Radboud University (NETHERLANDS)
About this paper:
Appears in: EDULEARN21 Proceedings
Publication year: 2021
Pages: 8937-8945
ISBN: 978-84-09-31267-2
ISSN: 2340-1117
doi: 10.21125/edulearn.2021.1798
Conference name: 13th International Conference on Education and New Learning Technologies
Dates: 5-6 July, 2021
Location: Online Conference
Recent findings about the development of writing skills by Dutch children in primary school show an alarming decrease in spelling proficiency in 2019 with respect to 2009. These results raise concerns about the quality of spelling education and calls for innovative solutions. Insights into which spelling errors are most common and problematic would help design such solutions, but so far this type of large scale quantitative research has not been conducted.

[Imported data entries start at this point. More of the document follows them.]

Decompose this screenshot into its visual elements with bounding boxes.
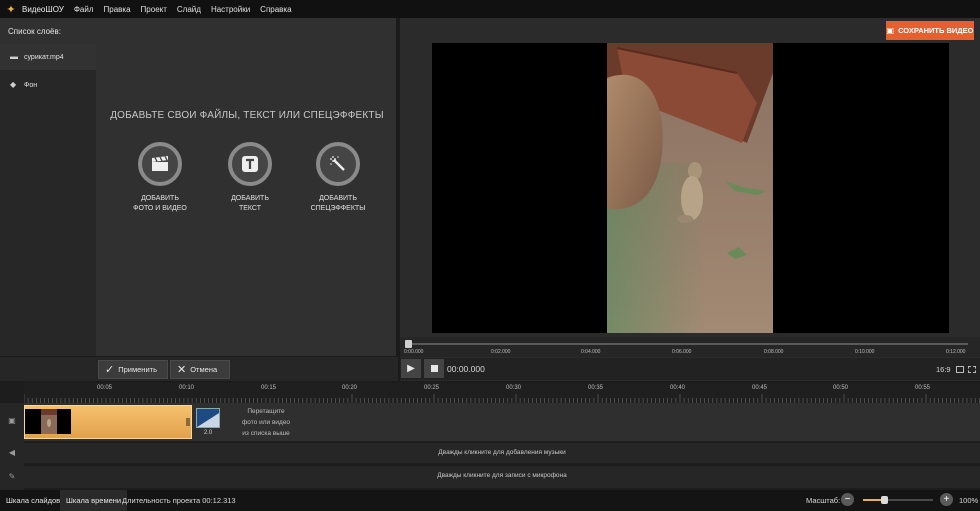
zoom-in-button[interactable]: + — [940, 493, 953, 506]
transition-duration: 2.0 — [203, 430, 213, 436]
clip-thumbnail — [25, 409, 71, 434]
ruler-tick-label: 0:02.000 — [491, 349, 511, 355]
timeline-tick-label: 00:10 — [179, 385, 195, 391]
preview-playhead[interactable] — [405, 340, 412, 348]
film-save-icon: ▣ — [886, 26, 895, 35]
timeline-tick-label: 00:15 — [261, 385, 277, 391]
menu-settings[interactable]: Настройки — [211, 5, 250, 14]
aspect-ratio[interactable]: 16:9 — [936, 365, 951, 374]
menu-file[interactable]: Файл — [74, 5, 94, 14]
app-logo-icon: ✦ — [6, 3, 16, 16]
timeline-tick-label: 00:30 — [506, 385, 522, 391]
tab-slide-scale[interactable]: Шкала слайдов — [0, 490, 67, 511]
ruler-tick-label: 0:10.000 — [855, 349, 875, 355]
minus-icon: − — [844, 494, 851, 505]
menu-slide[interactable]: Слайд — [177, 5, 201, 14]
cancel-label: Отмена — [190, 365, 218, 374]
play-icon: ▶ — [407, 363, 415, 374]
snapshot-icon[interactable] — [956, 366, 964, 373]
playback-bar — [400, 358, 980, 380]
ruler-tick-label: 0:00.000 — [404, 349, 424, 355]
menu-help[interactable]: Справка — [260, 5, 291, 14]
drop-hint: Перетащите фото или видео из списка выше — [241, 408, 291, 437]
microphone-icon: ✎ — [8, 472, 16, 481]
add-text-label: ДОБАВИТЬ ТЕКСТ — [231, 195, 269, 212]
zoom-label: Масштаб: — [806, 496, 841, 505]
stop-icon — [430, 365, 438, 372]
play-button[interactable]: ▶ — [401, 359, 421, 378]
close-icon: ✕ — [177, 364, 187, 376]
add-effects-button[interactable]: ДОБАВИТЬ СПЕЦЭФФЕКТЫ — [300, 142, 376, 214]
fill-icon: ◆ — [10, 80, 17, 89]
ruler-tick-label: 0:06.000 — [672, 349, 692, 355]
ruler-tick-label: 0:08.000 — [764, 349, 784, 355]
timeline-tick-label: 00:50 — [833, 385, 849, 391]
layer-item-background[interactable]: ◆ Фон — [0, 72, 96, 98]
microphone-track-hint: Дважды кликните для записи с микрофона — [437, 472, 567, 479]
timeline-tick-label: 00:20 — [342, 385, 358, 391]
clip-trim-handle[interactable] — [186, 418, 190, 426]
ruler-tick-label: 0:12.000 — [946, 349, 966, 355]
layer-item-label: Фон — [24, 81, 38, 89]
music-track-hint: Дважды кликните для добавления музыки — [438, 449, 566, 456]
timeline-tick-label: 00:40 — [670, 385, 686, 391]
layer-list: ▬ сурикат.mp4 ◆ Фон — [0, 44, 96, 356]
apply-button[interactable]: ✓ Применить — [98, 360, 168, 379]
timeline-tick-label: 00:25 — [424, 385, 440, 391]
save-video-label: СОХРАНИТЬ ВИДЕО — [898, 26, 974, 35]
clapperboard-icon — [138, 142, 182, 186]
video-track-icon: ▣ — [8, 416, 16, 425]
add-text-button[interactable]: ДОБАВИТЬ ТЕКСТ — [212, 142, 288, 214]
project-duration: Длительность проекта 00:12.313 — [122, 496, 236, 505]
music-track-icon: ◀ — [8, 448, 16, 457]
add-effects-label: ДОБАВИТЬ СПЕЦЭФФЕКТЫ — [310, 195, 366, 212]
menu-bar: ✦ ВидеоШОУ Файл Правка Проект Слайд Наст… — [0, 0, 980, 18]
layer-item-label: сурикат.mp4 — [24, 53, 64, 61]
timeline-tick-label: 00:05 — [97, 385, 113, 391]
menu-edit[interactable]: Правка — [104, 5, 131, 14]
layers-title: Список слоёв: — [8, 27, 61, 36]
menu-project[interactable]: Проект — [141, 5, 167, 14]
magic-wand-icon — [316, 142, 360, 186]
video-frame-image — [607, 43, 773, 333]
current-time: 00:00.000 — [447, 364, 485, 374]
text-icon — [228, 142, 272, 186]
preview-progress-track — [408, 343, 968, 345]
add-photo-video-button[interactable]: ДОБАВИТЬ ФОТО И ВИДЕО — [122, 142, 198, 214]
apply-label: Применить — [118, 365, 157, 374]
timeline-ticks — [24, 394, 980, 403]
tab-time-scale[interactable]: Шкала времени — [60, 490, 128, 511]
film-icon: ▬ — [10, 52, 18, 61]
zoom-out-button[interactable]: − — [841, 493, 854, 506]
timeline-tick-label: 00:45 — [752, 385, 768, 391]
timeline-tick-label: 00:55 — [915, 385, 931, 391]
ruler-tick-label: 0:04.000 — [581, 349, 601, 355]
stop-button[interactable] — [424, 359, 444, 378]
video-preview[interactable] — [432, 43, 949, 333]
cancel-button[interactable]: ✕ Отмена — [170, 360, 230, 379]
zoom-slider-handle[interactable] — [881, 496, 888, 504]
fullscreen-icon[interactable] — [968, 366, 976, 373]
plus-icon: + — [943, 494, 950, 505]
layer-item-video[interactable]: ▬ сурикат.mp4 — [0, 44, 96, 70]
save-video-button[interactable]: ▣ СОХРАНИТЬ ВИДЕО — [886, 21, 974, 40]
add-photo-video-label: ДОБАВИТЬ ФОТО И ВИДЕО — [133, 195, 187, 212]
zoom-value: 100% — [959, 496, 979, 505]
add-content-hint: ДОБАВЬТЕ СВОИ ФАЙЛЫ, ТЕКСТ ИЛИ СПЕЦЭФФЕК… — [110, 110, 384, 121]
checkmark-icon: ✓ — [105, 364, 115, 376]
timeline-tick-label: 00:35 — [588, 385, 604, 391]
transition-thumbnail[interactable] — [196, 408, 220, 428]
app-title: ВидеоШОУ — [22, 4, 64, 14]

A recently realized corpus of handwritten texts by elementary school children, BasiScript (Tellings et al., 2018), makes this kind of innovative, quantitative research possible. In the present study we use this corpus to address the following research question: which spelling principles are most frequently violated in texts written by sixth graders? Spelling principles are rules that children need to master to write Dutch texts flawless.

To answer this question, we developed an automatic spelling error detection and annotation algorithm that we applied to the BasiScript corpus. Present in BasiScript are digitized (i.e., typed) versions of the original handwritten texts, which include spelling errors (“hypothesis texts”), and corrected versions (“reference texts”). Together with word properties of the corrected texts, like lemmas, part-of-speech tags and morphemes, these two versions constitute the input to the algorithm.

The spelling error detection and annotation algorithm first aligns the reference and hypothesis texts, this alignment is split into words and spelling errors are then detected in these words. We define a spelling error as a Phoneme-Corresponding Unit (PCU) that is substituted, deleted or inserted. A PCU is a sequence of graphemes that corresponds to one phoneme (Laarmann-Quante, 2016). For example: huis (house) contains three PCUs: h, ui and s.

These spelling errors are then annotated with the spelling principle that is violated. Therefore, we use a mutually exclusive annotation scheme that is largely based on the one by Horbach-Kleijnen (1997) and adapted to the orthographic properties of Dutch. Using this scheme, we obtain two spelling error annotation layers: one for case-sensitive errors and one for case-insensitive errors. In addition, we add a third annotation layer describing for some PCUs in the reference which spelling principle should be applied to write them correctly. In this way, we gain insight into the percentage of times that a certain spelling principle is applied (in)correctly.

Preliminary results reveal that older children produce longer texts, that most errors in sixth grade fall in the syntax category and that, for most error categories, the number of errors decreases over time. Error categories for which this trend is not visible are hyphens, accented letters, compounds and verb suffixes. The present approach allows quantitative analyses of spelling proficiency that have so far not been possible. In the future, these algorithms could be employed in computer applications that provide detailed feedback that not only indicates which letters are incorrect, but also why they are incorrect.
BasiScript corpus, Spelling errors, Dutch language, Phoneme-Corresponding Units, Alignment, Spelling principles, Elementary school.